Submitted January 5, 1938.
Decided January 15, 1938.
Appeal and Error — Moot Questions not Reviewable on Appeal — Affirmance of Judgment of Dismissal. 1. Judgment of dismissal of an action attacking the constitutionality of the State Insurance Law (secs. 173.2 to 173.20, Rev. Codes) defeated on referendum at the general election, held on November 3, 1936, with the result that all contracts issued under the Act became terminated, affirmed, for the reason that naught but moot questions remained for decision of which the supreme court does not take cognizance.
Appeal from District Court, Lewis and Clark County; George W. Padbury, Jr., Judge.
Mr. Howard Toole, and Mr. E.G. Toomey, for Appellant, submitted a brief.
No appearance in behalf of Respondents.
This action was brought in the district court of Lewis and Clark county by a taxpayer against the State Board of Examiners, seeking to have declared invalid as unconstitutional what is known as the "State Insurance Law" (secs. 173.2 to 173.20, incl., Rev. Codes), upon certain grounds which were not considered by this court in the case of State ex rel. City of Missoula v. Holmes, 100 Mont. 256, 47 P.2d 624, 100 A.L.R. 581. The trial in the lower court resulted in a judgment of dismissal, from which this appeal was perfected. The appellant has filed a brief and no appearance was ever made on behalf of the respondents. The case was set regularly for argument, but no appearance was made for either party.

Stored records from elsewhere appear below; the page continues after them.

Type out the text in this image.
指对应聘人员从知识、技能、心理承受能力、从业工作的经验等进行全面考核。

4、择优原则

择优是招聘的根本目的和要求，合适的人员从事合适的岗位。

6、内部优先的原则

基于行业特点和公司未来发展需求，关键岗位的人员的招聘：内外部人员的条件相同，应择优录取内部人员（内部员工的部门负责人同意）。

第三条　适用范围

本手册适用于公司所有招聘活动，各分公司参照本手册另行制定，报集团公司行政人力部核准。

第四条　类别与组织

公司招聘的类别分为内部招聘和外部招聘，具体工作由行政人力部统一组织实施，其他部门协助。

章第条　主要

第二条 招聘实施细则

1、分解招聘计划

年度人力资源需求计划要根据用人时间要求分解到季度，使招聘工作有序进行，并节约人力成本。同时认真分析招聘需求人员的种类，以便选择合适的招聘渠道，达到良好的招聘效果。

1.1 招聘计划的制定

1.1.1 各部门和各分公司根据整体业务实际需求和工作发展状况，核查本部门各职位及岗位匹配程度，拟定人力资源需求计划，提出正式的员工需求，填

The Act which was there assailed failed to secure a majority [1] vote at the referendum election held November 3, 1936. The Governor issued his proclamation declaring the result on December 2, 1936. This Act was terminated in December, 1936, by reason of its failure to obtain the approval of a constitutional branch of the legislative department. ( Fitzpatrick v. State Board of Examiners, 105 Mont. 234, 70 P.2d 285.) We also there held that upon the issuance of the proclamation of the Governor all contracts issued under the Act terminated. Accordingly, there is nothing but a moot question left for this court to decide. For this reason the judgment must be affirmed. ( State ex rel. Rankin v. Martin, 65 Mont. 323, 211 P. 210.)
Judgment affirmed.
MR. CHIEF JUSTICE SANDS and ASSOCIATE JUSTICES STEWART and MORRIS concur.
MR. JUSTICE ANGSTMAN, being disqualified, takes no part in the foregoing decision.